Not exactly. This strategy shines in markets that are very busy and have tight spreads. Your best bets are:
- Major forex pairs like EUR/USD or GBP/USD
- Big stock indices like the S&P 500
- High-volume cryptos like Bitcoin or Ethereum
Avoid slow, low-liquidity markets where the wide bid-ask spread can make scalping nearly impossible to do profitably. For automating trades on one of the most popular crypto exchanges, our Binance TradingView Integration: The Complete Guide to Connect, Trade, and Automate covers everything you need.
Q: Should I use the same indicator settings on a 1-minute chart and a 5-minute chart?
No, you’ll need to adjust them. Faster charts, like the 1-minute, need more responsive indicator settings to catch quick moves. On a 5-minute chart, you can slow the settings down a bit to avoid getting tricked by minor noise. The golden rule is to test any new settings thoroughly on a demo account first.

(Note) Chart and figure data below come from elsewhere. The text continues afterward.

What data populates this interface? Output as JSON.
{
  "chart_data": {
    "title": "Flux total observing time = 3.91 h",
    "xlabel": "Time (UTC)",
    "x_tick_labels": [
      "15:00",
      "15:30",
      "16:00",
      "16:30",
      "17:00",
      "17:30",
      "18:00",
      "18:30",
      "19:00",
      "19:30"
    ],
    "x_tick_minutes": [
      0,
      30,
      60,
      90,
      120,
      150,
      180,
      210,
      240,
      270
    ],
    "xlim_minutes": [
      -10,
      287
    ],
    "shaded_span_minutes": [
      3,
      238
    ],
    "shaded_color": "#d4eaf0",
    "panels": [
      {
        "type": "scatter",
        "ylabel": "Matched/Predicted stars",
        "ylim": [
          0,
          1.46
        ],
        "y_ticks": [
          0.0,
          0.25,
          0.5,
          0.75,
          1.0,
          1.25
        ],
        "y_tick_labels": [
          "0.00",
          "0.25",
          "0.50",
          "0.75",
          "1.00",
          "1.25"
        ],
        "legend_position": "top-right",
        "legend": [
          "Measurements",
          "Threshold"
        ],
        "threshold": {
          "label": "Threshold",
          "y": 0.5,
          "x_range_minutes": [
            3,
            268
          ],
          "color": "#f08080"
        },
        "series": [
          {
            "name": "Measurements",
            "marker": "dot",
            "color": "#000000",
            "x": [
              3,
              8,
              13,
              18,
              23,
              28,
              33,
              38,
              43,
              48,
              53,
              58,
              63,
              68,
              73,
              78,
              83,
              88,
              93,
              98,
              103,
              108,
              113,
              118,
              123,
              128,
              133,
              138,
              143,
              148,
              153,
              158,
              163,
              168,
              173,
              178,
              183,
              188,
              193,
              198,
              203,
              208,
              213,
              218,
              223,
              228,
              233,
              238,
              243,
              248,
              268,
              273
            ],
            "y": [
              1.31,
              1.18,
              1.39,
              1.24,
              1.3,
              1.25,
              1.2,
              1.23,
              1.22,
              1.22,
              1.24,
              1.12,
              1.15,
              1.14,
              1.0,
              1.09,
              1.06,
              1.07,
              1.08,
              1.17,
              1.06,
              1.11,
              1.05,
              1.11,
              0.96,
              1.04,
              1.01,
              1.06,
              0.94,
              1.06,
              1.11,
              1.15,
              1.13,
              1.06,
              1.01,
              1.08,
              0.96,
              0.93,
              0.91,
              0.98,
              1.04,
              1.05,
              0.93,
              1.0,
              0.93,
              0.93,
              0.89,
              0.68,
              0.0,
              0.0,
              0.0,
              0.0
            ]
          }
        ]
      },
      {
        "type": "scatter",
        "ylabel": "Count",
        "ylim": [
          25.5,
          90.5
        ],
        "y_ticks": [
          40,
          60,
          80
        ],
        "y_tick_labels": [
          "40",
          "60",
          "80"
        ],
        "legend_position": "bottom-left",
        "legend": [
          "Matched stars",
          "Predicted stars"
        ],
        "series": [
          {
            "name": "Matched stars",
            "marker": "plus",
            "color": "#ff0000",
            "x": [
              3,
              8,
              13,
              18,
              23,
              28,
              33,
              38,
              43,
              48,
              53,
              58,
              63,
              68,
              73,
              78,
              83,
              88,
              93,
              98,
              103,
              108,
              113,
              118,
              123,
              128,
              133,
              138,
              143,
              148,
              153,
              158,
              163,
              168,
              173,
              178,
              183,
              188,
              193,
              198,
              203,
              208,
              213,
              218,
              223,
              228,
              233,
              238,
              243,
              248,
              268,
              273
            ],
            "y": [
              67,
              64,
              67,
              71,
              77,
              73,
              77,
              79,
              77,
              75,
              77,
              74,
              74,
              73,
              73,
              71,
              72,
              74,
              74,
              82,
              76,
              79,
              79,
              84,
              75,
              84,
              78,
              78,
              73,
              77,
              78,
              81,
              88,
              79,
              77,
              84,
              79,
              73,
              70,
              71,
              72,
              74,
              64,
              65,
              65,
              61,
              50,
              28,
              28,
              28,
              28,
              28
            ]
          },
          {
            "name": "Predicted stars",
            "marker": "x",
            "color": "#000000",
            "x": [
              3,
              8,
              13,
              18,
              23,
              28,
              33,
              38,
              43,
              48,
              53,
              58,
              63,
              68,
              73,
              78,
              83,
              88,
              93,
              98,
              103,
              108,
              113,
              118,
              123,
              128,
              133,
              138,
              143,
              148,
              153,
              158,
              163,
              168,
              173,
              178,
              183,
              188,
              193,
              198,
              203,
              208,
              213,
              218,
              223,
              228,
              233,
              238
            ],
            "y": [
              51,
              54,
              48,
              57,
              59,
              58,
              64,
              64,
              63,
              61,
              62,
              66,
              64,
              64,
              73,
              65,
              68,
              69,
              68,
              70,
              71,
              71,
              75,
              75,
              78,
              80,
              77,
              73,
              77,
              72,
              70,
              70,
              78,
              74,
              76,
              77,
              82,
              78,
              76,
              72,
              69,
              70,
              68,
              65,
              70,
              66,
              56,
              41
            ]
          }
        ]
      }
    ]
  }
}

Q: How can I tell when the market is bad for this strategy?
Keep an eye on volatility. A great tool for this is the ATR (Average True Range) indicator. If the ATR value falls well below its recent average, the market is probably stuck in a tight range, and this trend-following strategy will struggle.
Also, it’s wise to sit out the chaos around major news events. Avoid trading from 30 minutes before to 30 minutes after a big economic announcement (like a jobs report or central bank decision), as prices can jump around wildly without clear direction.
What to Do Next: Your Roadmap for Scalping
Alright, so you’ve seen past the hype of the "96.8% win rate" and gotten a clearer picture of how this scalping method actually functions. Here’s a straightforward, step-by-step plan to get you started on the right foot.
1. Practice Without Risk First Before risking real money, get a feel for the strategy. Open a free TradingView account and use their paper trading feature to practice the Chandelier Exit setup. Do this consistently for a month. Treat it seriously: jot down why you took each trade, the outcome, and most importantly, whether you stuck to your own rules. This stage is all about building muscle memory with zero pressure.
2. Write Down Your Game Plan Your trading plan is your anchor. Sit down and create a simple document that spells out:
- Exactly when you’ll enter a trade.
- Your rules for exiting (both for profit and for a loss).
- How much you’re willing to risk on any single trade.
- Your daily loss limit—the point where you stop trading for the day.
- The specific markets and times of day you’ll focus on. Having this written down removes guesswork and helps you stay calm when things get hectic.
3. Keep a Simple Trading Journal Track everything. A basic spreadsheet works perfectly. For each trade, note the usual details (entry, exit, profit/loss), but also add a few notes on the market mood and how you were feeling. Were you patient or impulsive? Reviewing these notes each week will show you patterns you can’t see in the moment—like if you consistently make better trades in the morning or with certain currencies.
4. Connect with Other Traders Going it alone is tough. Look for genuine trading forums, Discord groups, or the chat rooms on TradingView. Sharing experiences—especially mistakes—with others is a huge shortcut. It provides support, new perspectives, and a bit of accountability to keep you on track.
5. Make Learning a Habit The market is always changing, and your approach should adapt, too. Set aside a little time each week to learn. Watch how price moves on your charts, go over your recent trades, and maybe test one new idea at a time. The traders who last are the ones who stay curious.
The real key isn’t a magical win rate. It’s about having realistic goals, sticking to your plan, and always protecting your capital. Focus on building a solid, repeatable process, and you’ll be setting yourself up for the long run.